Pare che la frutta martorana sia stata creata per la prima volta proprio dalle monache: sembra, infatti, che siano state proprio loro ad avere plasmato le prime sculture con la pasta di mandorla zuccherata e poi colorate con i colori alimentari per renderle più vivaci. Successivamente la pasta di mandorle venne usata con un fine più “profano” e trovò utilizzi diversi anche all’esterno del convento.
Origini e storia della frutta martorana
Le origini di questo dolce sono antichissime, addirittura risalirebbero agli Arabi, i quali furono i primi a tramandare l’usanza di plasmare figure usando la pasta di mandorle.
Il nome di questi simpatici e variopinti dolcetti deriva, invece, come accennato in precedenza, dal monastero benedettino della Martorana (che si affaccia sulla conosciuta Piazza Bellini a Palermo) voluto fortemente da Eloisa Martorana nel 1193, ritenuta poi la madre della frutta martorana preparata dalle suore.
La leggenda della frutta martorana
Si narra che le monache, aspettando la visita del vescovo, decisero di mettersi all’opera per creare dei frutti con cui addobbare gli alberi del giardino, che nel periodo autunnale erano sguarniti di frutti.
Un’altra storia, invece, narrerebbe che le monache benedettine adoperavano la pasta di mandorle per creare figure religiose: angioletti, santi, etc. come passatempo per gli orfanelli che accudivano.
Quando si mangia la frutta di martorana
In Sicilia, vi è l’usanza di preparare un cesto di frutta martorana nel giorno della Festa dei Morti, il 2 novembre, da donare ai bambini che amano riceverla, ma anche prepararla, usando le particolari formine e dando sfogo alla loro fantasia.

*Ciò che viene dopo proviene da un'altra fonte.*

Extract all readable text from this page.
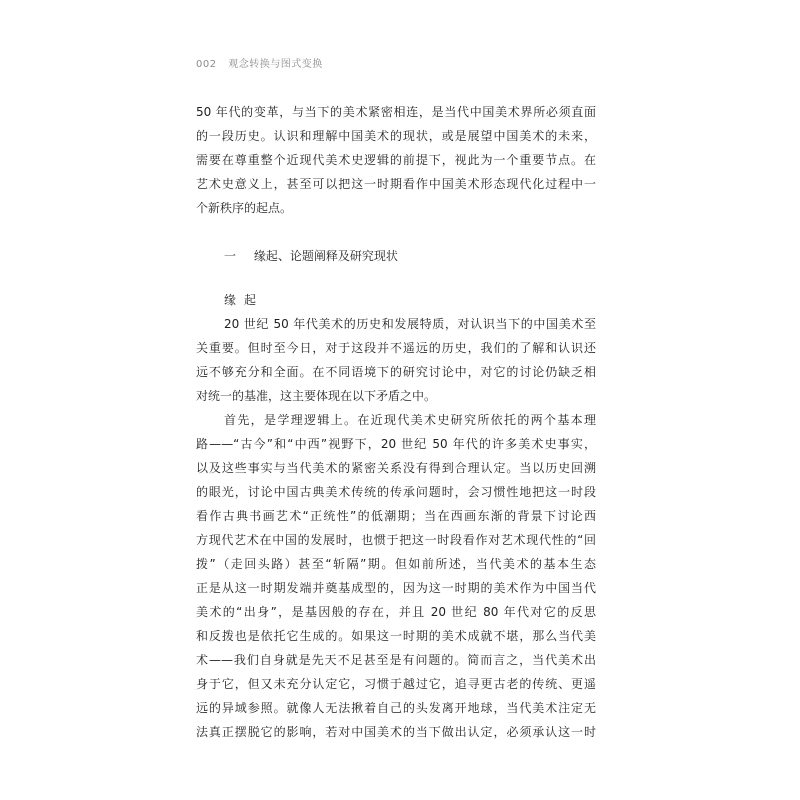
002 观念转换与图式变换
50 年代的变革，与当下的美术紧密相连，是当代中国美术界所必须直面
的一段历史。认识和理解中国美术的现状，或是展望中国美术的未来，
需要在尊重整个近现代美术史逻辑的前提下，视此为一个重要节点。在
艺术史意义上，甚至可以把这一时期看作中国美术形态现代化过程中一
个新秩序的起点。
一 缘起、论题阐释及研究现状
缘起
20 世纪 50 年代美术的历史和发展特质，对认识当下的中国美术至
关重要。但时至今日，对于这段并不遥远的历史，我们的了解和认识还
远不够充分和全面。在不同语境下的研究讨论中，对它的讨论仍缺乏相
对统一的基准，这主要体现在以下矛盾之中。
首先，是学理逻辑上。在近现代美术史研究所依托的两个基本理
路——“古今”和“中西”视野下，20 世纪 50 年代的许多美术史事实，
以及这些事实与当代美术的紧密关系没有得到合理认定。当以历史回溯
的眼光，讨论中国古典美术传统的传承问题时，会习惯性地把这一时段
看作古典书画艺术“正统性”的低潮期；当在西画东渐的背景下讨论西
方现代艺术在中国的发展时，也惯于把这一时段看作对艺术现代性的“回
拨”（走回头路）甚至“斩隔”期。但如前所述，当代美术的基本生态
正是从这一时期发端并奠基成型的，因为这一时期的美术作为中国当代
美术的“出身”，是基因般的存在，并且 20 世纪 80 年代对它的反思
和反拨也是依托它生成的。如果这一时期的美术成就不堪，那么当代美
术——我们自身就是先天不足甚至是有问题的。简而言之，当代美术出
身于它，但又未充分认定它，习惯于越过它，追寻更古老的传统、更遥
远的异域参照。就像人无法揪着自己的头发离开地球，当代美术注定无
法真正摆脱它的影响，若对中国美术的当下做出认定，必须承认这一时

Un momento da condividere insieme alle mamme e alle nonne più creative, che si riuniscono per prepararla in casa e per stupire grandi e piccini con le loro opere d’arte.
Nel periodo autunnale questi dolci, inizialmente a forma di frutta e oggi anche a forma di ortaggi, pesciolini, panini e tanto altro, riempiono le vetrine delle pasticcerie con i loro colori vivaci.

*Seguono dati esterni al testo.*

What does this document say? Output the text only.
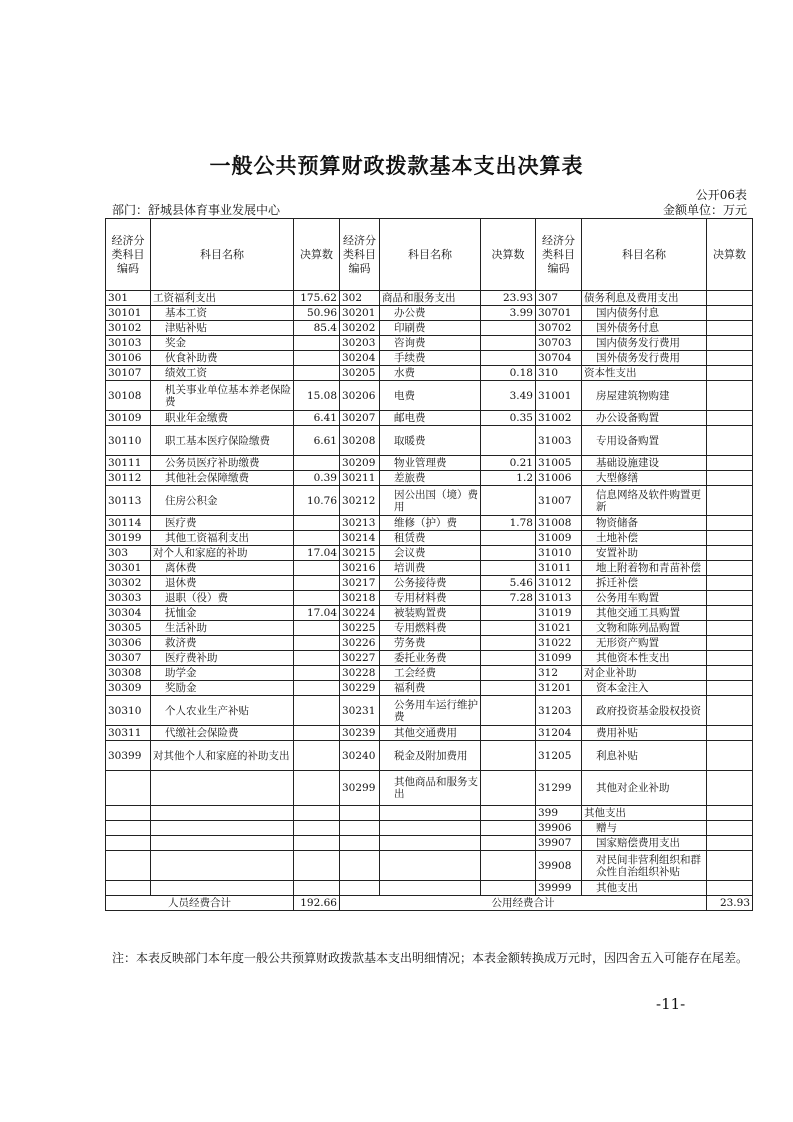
一般公共预算财政拨款基本支出决算表
公开06表
部门：舒城县体育事业发展中心	金额单位：万元
经济分类科目编码	科目名称	决算数	经济分类科目编码	科目名称	决算数	经济分类科目编码	科目名称	决算数
301	工资福利支出	175.62	302	商品和服务支出	23.93	307	债务利息及费用支出	
30101	基本工资	50.96	30201	办公费	3.99	30701	国内债务付息	
30102	津贴补贴	85.4	30202	印刷费		30702	国外债务付息	
30103	奖金		30203	咨询费		30703	国内债务发行费用	
30106	伙食补助费		30204	手续费		30704	国外债务发行费用	
30107	绩效工资		30205	水费	0.18	310	资本性支出	
30108	机关事业单位基本养老保险费	15.08	30206	电费	3.49	31001	房屋建筑物购建	
30109	职业年金缴费	6.41	30207	邮电费	0.35	31002	办公设备购置	
30110	职工基本医疗保险缴费	6.61	30208	取暖费		31003	专用设备购置	
30111	公务员医疗补助缴费		30209	物业管理费	0.21	31005	基础设施建设	
30112	其他社会保障缴费	0.39	30211	差旅费	1.2	31006	大型修缮	
30113	住房公积金	10.76	30212	因公出国（境）费用		31007	信息网络及软件购置更新	
30114	医疗费		30213	维修（护）费	1.78	31008	物资储备	
30199	其他工资福利支出		30214	租赁费		31009	土地补偿	
303	对个人和家庭的补助	17.04	30215	会议费		31010	安置补助	
30301	离休费		30216	培训费		31011	地上附着物和青苗补偿	
30302	退休费		30217	公务接待费	5.46	31012	拆迁补偿	
30303	退职（役）费		30218	专用材料费	7.28	31013	公务用车购置	
30304	抚恤金	17.04	30224	被装购置费		31019	其他交通工具购置	
30305	生活补助		30225	专用燃料费		31021	文物和陈列品购置	
30306	救济费		30226	劳务费		31022	无形资产购置	
30307	医疗费补助		30227	委托业务费		31099	其他资本性支出	
30308	助学金		30228	工会经费		312	对企业补助	
30309	奖励金		30229	福利费		31201	资本金注入	
30310	个人农业生产补贴		30231	公务用车运行维护费		31203	政府投资基金股权投资	
30311	代缴社会保险费		30239	其他交通费用		31204	费用补贴	
30399	对其他个人和家庭的补助支出		30240	税金及附加费用		31205	利息补贴	
			30299	其他商品和服务支出		31299	其他对企业补助	
						399	其他支出	
						39906	赠与	
						39907	国家赔偿费用支出	
						39908	对民间非营利组织和群众性自治组织补贴	
						39999	其他支出	
人员经费合计		192.66	公用经费合计					23.93
注：本表反映部门本年度一般公共预算财政拨款基本支出明细情况；本表金额转换成万元时，因四舍五入可能存在尾差。
-11-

Usi e preparazione della frutta martorana in cucina
Preparare la frutta di martorana è piuttosto semplice, prima di tutto deve essere preparata la pasta di mandorle con i suoi 3 ingredienti: farina di mandorle, zucchero e acqua ai fiori d’arancio. È necessario ottenere un composto malleabile, da poter lavorare facilmente e che non si incolli alle mani quando si deve maneggiare per dargli forma: i più abili potranno farlo a mano libera, mentre gli altri potranno adoperare le formine che si possono reperire in commercio.
Per evitare che l’impasto si attacchi alla formina, il rimedio della “nonna” ci insegna che è necessario frapporre tra l’impasto e la formina uno strato di pellicola trasparente, in modo tale che la pasta di mandorle si stacchi facilmente e senza rompersi.
Un volta che sono realizzate tutte le formine, bisognerà lasciarle riposare 24 ore prima di procedere a dipingerle con i colori alimentari e poter dare sfogo a tutta la vostra creatività. Dopo che anche il colore si sarà asciugato, potrete abbellire la vostra frutta di martorana con i rametti, i piccioli o le foglioline, per rendere la vostra frutta di mandorle ancora più realistica.
Una volta finita la preparazione, potrete gustare la frutta di martorana o come dessert oppure per abbellire la tavola. Inoltre, se mangiata con parsimonia, la frutta martorana vi darà ottime proprietà energetiche e nutrizionali, grazie alla presenza delle mandorle.